Puşkaş, ayrıca Anayasa Mahkemesinin yapısının yeniden düzenlenmesi gerektiğini dile getirdi.
Anayasa uzmanı İgor Yanak ise 8 Haziran’da oluşturulan hükümetin anayasaya aykırı kurulduğunu savunarak, “Anayasa’nın 85. maddesine göre, seçimlerden sonra 45+45 yani toplamda 90 gün içerisinde hükümetin kurulması ve parlamentonun bu süre içerisinde çalışmaya başlaması gerekiyor. Dolayısıyla Moldova’da hükümet tam zamanında kurulmadı. Yani 8 Haziran’da kurulan hükümet, 90 gün geçtikten sonra kuruldu.” dedi.
Yanak, Moldova'da Anayasa Mahkemesinin daha önce Cumhurbaşkanı İgor Dodon’un yetkilerini geçici olarak çeşitli nedenlerle askıya aldığını hatırlatarak, “Cumhurbaşkanın yetkileri her zaman anayasaya uygun şekilde askıya alındı. Cumhurbaşkanı, parlamentodan geçen bir yasa tasarısını onaylamayabilir. Fakat parlamentonun aynı tasarıyı ikinci kez kabul etmesi durumunda, cumhurbaşkanı onaylamak zorundadır. Bunu anayasa diyor. Dodon, ikinci kez parlamento tarafından kabul edilen yasa tasarılarını onaylamak istemiyordu. Bu durumda, Anayasa Mahkemesi gerekeni yapıyordu.” şeklinde konuştu.
İgor Dodon'un bugünkü krizden sorumlu olduğunu iddia eden Yanak, "Cumhurbaşkanı kendi görevini yerine getirmeyen parlamentoyu feshedebilir. Aynı şekilde, parlamento da kendi görevini yerine getirmeyen Cumhurbaşkanının yetkilerini Anayasa Mahkemesi aracılığıyla askıya alabilir. Moldova’da oluşan durum siyasi bir kriz değil, anayasa krizidir. Çünkü anayasa normları doğru şekilde yorumlanmıyor. Cumhurbaşkanı, birlik ve siyasi istikrarı sağlaması yerine anayasa krizi oluşturdu." ifadelerini kullandı.
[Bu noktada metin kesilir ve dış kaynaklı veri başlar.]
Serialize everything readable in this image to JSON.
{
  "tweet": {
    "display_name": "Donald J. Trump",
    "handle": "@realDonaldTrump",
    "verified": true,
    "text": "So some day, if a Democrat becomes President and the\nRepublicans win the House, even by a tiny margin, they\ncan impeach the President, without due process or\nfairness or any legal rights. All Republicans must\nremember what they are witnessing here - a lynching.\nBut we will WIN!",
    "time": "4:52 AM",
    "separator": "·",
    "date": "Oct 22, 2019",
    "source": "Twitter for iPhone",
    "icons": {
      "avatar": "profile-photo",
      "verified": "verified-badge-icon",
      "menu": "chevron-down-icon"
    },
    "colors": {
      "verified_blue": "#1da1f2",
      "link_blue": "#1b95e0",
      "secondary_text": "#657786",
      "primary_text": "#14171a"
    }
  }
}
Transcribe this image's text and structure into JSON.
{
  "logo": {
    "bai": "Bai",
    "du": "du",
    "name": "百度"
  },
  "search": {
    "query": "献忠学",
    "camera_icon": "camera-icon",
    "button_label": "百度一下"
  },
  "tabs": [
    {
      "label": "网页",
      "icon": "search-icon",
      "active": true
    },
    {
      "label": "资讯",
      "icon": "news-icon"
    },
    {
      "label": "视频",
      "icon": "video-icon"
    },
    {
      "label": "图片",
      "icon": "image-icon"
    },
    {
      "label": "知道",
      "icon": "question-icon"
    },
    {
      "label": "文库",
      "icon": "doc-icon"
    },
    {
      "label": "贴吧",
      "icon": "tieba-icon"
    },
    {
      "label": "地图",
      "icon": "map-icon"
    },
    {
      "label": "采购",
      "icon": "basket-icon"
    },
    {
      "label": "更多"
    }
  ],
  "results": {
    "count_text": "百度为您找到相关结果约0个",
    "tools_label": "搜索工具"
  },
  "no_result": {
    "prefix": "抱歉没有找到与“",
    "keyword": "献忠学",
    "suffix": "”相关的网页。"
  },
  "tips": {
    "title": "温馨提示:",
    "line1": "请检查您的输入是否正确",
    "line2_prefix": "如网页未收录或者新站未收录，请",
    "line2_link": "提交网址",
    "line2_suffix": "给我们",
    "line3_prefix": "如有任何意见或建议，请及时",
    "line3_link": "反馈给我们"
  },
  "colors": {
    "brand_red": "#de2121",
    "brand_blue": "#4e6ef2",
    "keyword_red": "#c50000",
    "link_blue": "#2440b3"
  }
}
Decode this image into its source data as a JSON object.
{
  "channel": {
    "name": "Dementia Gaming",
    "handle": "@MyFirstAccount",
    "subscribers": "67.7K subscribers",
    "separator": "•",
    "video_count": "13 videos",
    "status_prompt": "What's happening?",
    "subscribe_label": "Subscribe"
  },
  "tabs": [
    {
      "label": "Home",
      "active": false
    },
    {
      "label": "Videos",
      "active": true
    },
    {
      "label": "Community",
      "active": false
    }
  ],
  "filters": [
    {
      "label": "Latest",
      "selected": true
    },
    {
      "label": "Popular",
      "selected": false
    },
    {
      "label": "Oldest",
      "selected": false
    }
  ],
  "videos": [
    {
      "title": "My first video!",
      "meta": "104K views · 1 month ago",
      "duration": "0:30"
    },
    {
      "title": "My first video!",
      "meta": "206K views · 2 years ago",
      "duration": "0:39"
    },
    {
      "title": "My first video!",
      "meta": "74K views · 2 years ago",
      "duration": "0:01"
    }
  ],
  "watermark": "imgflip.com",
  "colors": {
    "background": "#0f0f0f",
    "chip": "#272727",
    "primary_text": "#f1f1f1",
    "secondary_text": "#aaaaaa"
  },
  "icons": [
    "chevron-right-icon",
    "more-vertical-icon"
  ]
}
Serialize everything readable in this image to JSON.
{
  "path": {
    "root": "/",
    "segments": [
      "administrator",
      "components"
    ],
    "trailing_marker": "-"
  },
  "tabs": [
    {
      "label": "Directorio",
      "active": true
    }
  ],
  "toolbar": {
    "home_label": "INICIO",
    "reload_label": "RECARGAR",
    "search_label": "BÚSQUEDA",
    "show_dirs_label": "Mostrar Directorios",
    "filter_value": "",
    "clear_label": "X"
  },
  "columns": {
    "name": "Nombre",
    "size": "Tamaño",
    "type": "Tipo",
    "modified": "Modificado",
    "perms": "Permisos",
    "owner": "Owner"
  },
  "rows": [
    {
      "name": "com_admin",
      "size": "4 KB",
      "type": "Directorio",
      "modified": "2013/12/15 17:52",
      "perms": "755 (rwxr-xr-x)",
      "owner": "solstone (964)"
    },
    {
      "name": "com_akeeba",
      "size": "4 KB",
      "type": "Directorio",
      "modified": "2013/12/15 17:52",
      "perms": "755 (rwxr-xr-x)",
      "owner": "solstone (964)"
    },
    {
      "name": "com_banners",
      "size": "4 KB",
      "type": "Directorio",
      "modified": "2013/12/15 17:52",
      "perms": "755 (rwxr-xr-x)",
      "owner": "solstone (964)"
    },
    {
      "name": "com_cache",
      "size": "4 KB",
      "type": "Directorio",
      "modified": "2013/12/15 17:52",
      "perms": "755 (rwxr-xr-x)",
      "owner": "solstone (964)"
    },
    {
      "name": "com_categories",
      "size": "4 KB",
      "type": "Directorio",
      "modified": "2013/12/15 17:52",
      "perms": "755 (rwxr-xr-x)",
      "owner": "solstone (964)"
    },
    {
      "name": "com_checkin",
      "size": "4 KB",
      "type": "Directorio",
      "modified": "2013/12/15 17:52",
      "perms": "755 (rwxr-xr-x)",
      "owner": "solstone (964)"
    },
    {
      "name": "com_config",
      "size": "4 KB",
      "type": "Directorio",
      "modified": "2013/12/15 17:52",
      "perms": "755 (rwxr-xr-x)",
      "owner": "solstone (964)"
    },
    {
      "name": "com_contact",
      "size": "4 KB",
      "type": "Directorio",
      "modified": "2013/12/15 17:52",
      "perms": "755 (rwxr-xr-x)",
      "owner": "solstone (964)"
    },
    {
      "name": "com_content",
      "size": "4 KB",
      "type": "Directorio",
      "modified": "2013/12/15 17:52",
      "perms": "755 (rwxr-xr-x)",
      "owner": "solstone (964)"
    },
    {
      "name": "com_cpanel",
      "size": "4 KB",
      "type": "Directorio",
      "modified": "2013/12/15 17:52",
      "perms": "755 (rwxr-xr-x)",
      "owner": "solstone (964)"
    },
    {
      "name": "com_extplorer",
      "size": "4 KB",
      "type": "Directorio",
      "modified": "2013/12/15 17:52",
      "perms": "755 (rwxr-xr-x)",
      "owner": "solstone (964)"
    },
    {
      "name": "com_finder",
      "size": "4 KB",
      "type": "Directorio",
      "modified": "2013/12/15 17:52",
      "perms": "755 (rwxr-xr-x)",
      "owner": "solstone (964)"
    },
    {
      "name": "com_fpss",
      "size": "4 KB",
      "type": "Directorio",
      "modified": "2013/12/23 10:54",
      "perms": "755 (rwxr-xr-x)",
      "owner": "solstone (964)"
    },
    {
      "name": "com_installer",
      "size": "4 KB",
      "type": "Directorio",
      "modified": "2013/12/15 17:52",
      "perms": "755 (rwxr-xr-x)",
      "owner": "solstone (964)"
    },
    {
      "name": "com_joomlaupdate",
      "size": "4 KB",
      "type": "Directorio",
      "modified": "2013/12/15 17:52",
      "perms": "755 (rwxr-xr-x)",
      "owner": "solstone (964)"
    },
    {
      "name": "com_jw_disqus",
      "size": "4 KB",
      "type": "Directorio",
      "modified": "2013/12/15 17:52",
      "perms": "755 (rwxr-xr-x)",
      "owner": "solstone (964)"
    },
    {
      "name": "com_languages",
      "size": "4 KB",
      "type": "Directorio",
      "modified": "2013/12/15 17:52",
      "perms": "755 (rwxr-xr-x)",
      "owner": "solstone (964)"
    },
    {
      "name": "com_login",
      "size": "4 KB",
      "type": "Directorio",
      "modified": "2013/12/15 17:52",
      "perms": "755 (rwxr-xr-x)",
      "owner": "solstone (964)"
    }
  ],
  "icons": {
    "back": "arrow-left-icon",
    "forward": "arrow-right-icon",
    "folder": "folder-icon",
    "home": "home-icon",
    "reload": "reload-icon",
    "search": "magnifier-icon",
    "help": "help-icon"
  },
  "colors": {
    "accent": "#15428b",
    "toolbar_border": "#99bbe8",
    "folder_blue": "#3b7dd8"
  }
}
Yanak, Moldova’da oluşan bu krizden çıkılması için erken seçimin yapılması gerektiğini dile getirdi.
Moldovalı analist Vyaçeslav Kraçun ise Anayasa Mahkemesinin aldığı karar ile bütün devlet kurumlarının çalışmasının düğümlediğini belirterek, “Cumhurbaşkanı yetkilerinin Başbakan Pavel Filip’e devredilmesi tartışmalı bir konu. Çünkü anayasaya göre, cumhurbaşkanı yetkilerinin parlamento başkanına veya başbakana devredilmesi gerekiyor. Böyle bir kararın alınması için ise bazı şartların oluşması gerekiyor. Burada pek çok soru işareti var." diye konuştu.
Anayasa Mahkemesinin seçimden sonra hükümeti kurma süresi için belirtilen 3 ayı 90 gün olarak hesapladığını hatırlatan Kraçun, Demokrat Parti hariç hiçbir partinin bu süreyi böyle yorumlamadığını dile getirdi.
Kraçun, "Diğer bir konu ise anayasaya göre cumhurbaşkanı parlamentoyu feshedebilir, feshetmek zorunda değil. Yani bu da yorum meselesi. Filip’in parlamentodaki siyasi partilerle istişare etmeden parlamentoyu feshetmesi de anayasa aykırı." şeklinde konuştu.